A Coroner's Jury* was appointed in Beverly to determine the cause of the accident. A report was issued a few weeks later. The body of that report expressed uncertainty of the cause from examining the remnants of the boat. Some observations favored low water in the boiler; others a build-up of excessive steam pressure. "It seems to us, that take whatever view (low boiler water or excessive steam pressure) of this case we may, there are difficulties that cannot be solved even by the scientific." Yet the report concludes with a plain statement: "From the evidence before us, there can be no doubt but the explosion was brought about by the conduct of the second engineer....,by holding down the main valve." That action would have prevented the release of excess steam, allowing the explosive build up of steam pressure.

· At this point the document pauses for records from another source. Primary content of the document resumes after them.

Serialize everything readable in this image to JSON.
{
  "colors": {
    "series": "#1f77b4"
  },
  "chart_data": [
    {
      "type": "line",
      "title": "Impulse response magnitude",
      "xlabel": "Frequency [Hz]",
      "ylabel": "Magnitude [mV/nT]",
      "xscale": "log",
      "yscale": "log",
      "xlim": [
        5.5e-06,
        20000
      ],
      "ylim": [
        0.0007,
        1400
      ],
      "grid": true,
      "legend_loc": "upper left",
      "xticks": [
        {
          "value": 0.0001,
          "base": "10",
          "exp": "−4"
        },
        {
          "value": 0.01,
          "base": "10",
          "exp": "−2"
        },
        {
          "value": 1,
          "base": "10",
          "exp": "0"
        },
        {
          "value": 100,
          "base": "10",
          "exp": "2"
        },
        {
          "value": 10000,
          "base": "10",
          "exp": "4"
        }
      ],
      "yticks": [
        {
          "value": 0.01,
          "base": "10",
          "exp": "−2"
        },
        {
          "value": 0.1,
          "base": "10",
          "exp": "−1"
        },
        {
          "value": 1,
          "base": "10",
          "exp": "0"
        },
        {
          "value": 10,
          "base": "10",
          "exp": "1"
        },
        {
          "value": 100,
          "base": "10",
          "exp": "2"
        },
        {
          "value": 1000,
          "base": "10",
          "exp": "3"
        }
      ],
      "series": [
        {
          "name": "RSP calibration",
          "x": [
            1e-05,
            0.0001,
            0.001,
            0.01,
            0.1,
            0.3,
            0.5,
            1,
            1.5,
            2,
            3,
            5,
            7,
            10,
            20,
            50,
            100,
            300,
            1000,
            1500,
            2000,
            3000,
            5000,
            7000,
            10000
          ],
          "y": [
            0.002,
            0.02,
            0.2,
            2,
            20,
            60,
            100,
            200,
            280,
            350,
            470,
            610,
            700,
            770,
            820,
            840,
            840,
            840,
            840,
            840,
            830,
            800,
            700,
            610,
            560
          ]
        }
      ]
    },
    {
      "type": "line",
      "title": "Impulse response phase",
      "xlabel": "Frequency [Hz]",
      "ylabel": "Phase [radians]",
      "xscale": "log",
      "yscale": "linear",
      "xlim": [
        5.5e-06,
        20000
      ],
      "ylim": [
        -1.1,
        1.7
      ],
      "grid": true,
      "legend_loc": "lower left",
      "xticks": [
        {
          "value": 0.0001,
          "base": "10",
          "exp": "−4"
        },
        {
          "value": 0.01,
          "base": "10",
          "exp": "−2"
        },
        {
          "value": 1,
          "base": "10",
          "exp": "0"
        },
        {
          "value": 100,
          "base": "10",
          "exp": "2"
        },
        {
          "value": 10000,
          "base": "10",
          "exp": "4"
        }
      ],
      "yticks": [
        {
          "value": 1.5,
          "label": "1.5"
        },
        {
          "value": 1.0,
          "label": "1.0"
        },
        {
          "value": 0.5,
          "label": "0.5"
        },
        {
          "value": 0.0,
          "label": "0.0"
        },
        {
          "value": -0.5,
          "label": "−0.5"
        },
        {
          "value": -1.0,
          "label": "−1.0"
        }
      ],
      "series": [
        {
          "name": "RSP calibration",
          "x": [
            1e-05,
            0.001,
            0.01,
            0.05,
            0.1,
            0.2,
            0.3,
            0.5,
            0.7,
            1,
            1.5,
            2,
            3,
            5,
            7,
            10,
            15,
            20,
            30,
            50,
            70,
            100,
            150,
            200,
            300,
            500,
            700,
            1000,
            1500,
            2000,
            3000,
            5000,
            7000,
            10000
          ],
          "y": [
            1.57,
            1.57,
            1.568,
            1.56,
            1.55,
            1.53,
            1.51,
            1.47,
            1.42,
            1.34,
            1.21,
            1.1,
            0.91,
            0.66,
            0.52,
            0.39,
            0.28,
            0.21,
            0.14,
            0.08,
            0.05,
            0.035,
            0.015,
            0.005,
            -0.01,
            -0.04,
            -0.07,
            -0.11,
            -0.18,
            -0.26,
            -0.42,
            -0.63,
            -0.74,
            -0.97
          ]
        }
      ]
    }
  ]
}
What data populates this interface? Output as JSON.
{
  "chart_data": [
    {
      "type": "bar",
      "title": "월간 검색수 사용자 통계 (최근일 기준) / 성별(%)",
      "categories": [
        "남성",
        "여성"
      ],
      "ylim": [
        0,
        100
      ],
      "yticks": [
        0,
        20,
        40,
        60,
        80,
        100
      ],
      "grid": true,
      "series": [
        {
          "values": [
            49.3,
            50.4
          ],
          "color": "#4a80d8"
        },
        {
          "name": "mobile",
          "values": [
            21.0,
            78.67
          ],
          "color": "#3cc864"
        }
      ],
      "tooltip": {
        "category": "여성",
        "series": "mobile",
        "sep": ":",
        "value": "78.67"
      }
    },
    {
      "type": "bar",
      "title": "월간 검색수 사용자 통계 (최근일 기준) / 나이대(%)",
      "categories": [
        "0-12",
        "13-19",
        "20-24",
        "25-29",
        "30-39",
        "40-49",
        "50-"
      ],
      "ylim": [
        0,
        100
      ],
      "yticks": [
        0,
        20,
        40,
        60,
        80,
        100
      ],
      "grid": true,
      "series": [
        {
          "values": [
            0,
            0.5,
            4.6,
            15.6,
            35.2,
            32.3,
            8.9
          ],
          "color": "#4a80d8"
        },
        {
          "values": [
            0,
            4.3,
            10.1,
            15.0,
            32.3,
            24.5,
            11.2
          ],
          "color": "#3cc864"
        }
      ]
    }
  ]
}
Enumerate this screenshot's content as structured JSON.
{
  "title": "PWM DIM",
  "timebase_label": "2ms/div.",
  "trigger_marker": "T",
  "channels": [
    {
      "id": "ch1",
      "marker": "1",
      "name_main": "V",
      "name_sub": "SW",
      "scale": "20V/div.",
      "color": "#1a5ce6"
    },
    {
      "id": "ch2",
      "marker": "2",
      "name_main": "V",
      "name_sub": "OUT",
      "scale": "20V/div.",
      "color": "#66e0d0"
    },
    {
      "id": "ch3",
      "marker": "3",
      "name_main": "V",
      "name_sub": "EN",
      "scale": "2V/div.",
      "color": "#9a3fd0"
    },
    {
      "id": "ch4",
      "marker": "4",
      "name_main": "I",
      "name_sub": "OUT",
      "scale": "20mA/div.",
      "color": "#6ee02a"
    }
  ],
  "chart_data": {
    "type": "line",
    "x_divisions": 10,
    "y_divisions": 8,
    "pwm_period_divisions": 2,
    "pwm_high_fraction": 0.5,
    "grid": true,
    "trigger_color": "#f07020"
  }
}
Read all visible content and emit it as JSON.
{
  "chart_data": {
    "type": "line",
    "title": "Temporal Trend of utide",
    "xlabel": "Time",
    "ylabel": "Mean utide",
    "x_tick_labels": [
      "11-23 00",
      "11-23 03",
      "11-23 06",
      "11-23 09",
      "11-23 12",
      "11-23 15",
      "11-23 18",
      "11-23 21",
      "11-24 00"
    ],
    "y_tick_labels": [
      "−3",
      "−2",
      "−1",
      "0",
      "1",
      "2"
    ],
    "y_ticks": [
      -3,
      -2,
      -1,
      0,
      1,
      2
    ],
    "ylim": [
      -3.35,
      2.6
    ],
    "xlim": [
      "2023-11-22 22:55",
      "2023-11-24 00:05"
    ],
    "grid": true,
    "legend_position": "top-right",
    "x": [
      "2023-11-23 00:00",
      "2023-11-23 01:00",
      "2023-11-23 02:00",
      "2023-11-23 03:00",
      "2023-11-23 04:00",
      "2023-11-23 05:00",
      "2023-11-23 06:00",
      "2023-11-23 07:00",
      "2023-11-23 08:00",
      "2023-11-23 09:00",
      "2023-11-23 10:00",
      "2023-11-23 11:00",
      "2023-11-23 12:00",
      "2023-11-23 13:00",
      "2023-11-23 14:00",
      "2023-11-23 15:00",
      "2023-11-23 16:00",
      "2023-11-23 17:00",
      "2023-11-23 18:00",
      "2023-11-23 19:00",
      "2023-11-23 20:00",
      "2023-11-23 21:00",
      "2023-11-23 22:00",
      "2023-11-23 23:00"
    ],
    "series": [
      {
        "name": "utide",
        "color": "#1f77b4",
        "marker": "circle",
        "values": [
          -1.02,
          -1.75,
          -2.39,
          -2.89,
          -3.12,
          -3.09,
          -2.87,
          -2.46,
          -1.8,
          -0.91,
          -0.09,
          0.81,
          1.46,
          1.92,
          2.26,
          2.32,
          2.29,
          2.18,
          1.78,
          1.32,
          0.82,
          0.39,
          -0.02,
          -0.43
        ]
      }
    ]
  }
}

"During our examination, we are happy to say, that the officers of the boat have been completely exonerated from any blame..."  This implied that the second engineer, Joseph Daniels of Harmar, acted entirely on his own. The reason for his actions were never stated. Daniels was scalded but survived and was apparently not prosecuted or punished for his misdeed.

More of the story
  • Surprisingly, the Buckeye Belle was rebuilt. It was again operating on the Ohio River in the spring of 1854. On November 26, 1857, another boiler explosion, this time with no loss of life, ended its existence.
  • There was a safe on board The BUCKEYE BELLE, rumored to contain a large sum of silver and gold, or cash. Where was it? Searches at the time did not locate the safe. A fisherman found the safe in the river nineteen years later in 1871. It held nothing of value. 
  • Coincidence? The DAN CONVERSE was a sidewheeler steamboat similar to the BUCKEYE BELLE. It had until recently run the same mail pick-up route as the BUCKEYE BELLE on alternating days. The day before the BELLE exploded and at about the same hour, the DAN CONVERSE sank just south of Pittsburgh. R. L. Morris of McConnelsville was a passenger on the DAN CONVERSE. Upon his return, he found the river blocked at Beverly by the BUCKEYE BELLE wreck. He was forced to walk the remaining distance to McConnelsville, arriving in time to serve as a pall bearer for Milton Whissen, a victim of the BUCKEYE BELLE explosion. The DAN CONVERSE was salvaged and continued in service for several more years.
  • Fortunately, other Muskingum River steamboat accidents were few in number and less disastrous than Buckeye Belle explosion. The L.C. McCORMICK suffered a boiler explosion in 1879; one person died. There were a few other boats that burned or sank without loss of life.

*   A Coroner's Jury was usually convened to determine cause of death. In this case, it functioned more as an accident investigation body. Jury members were apparently local residents.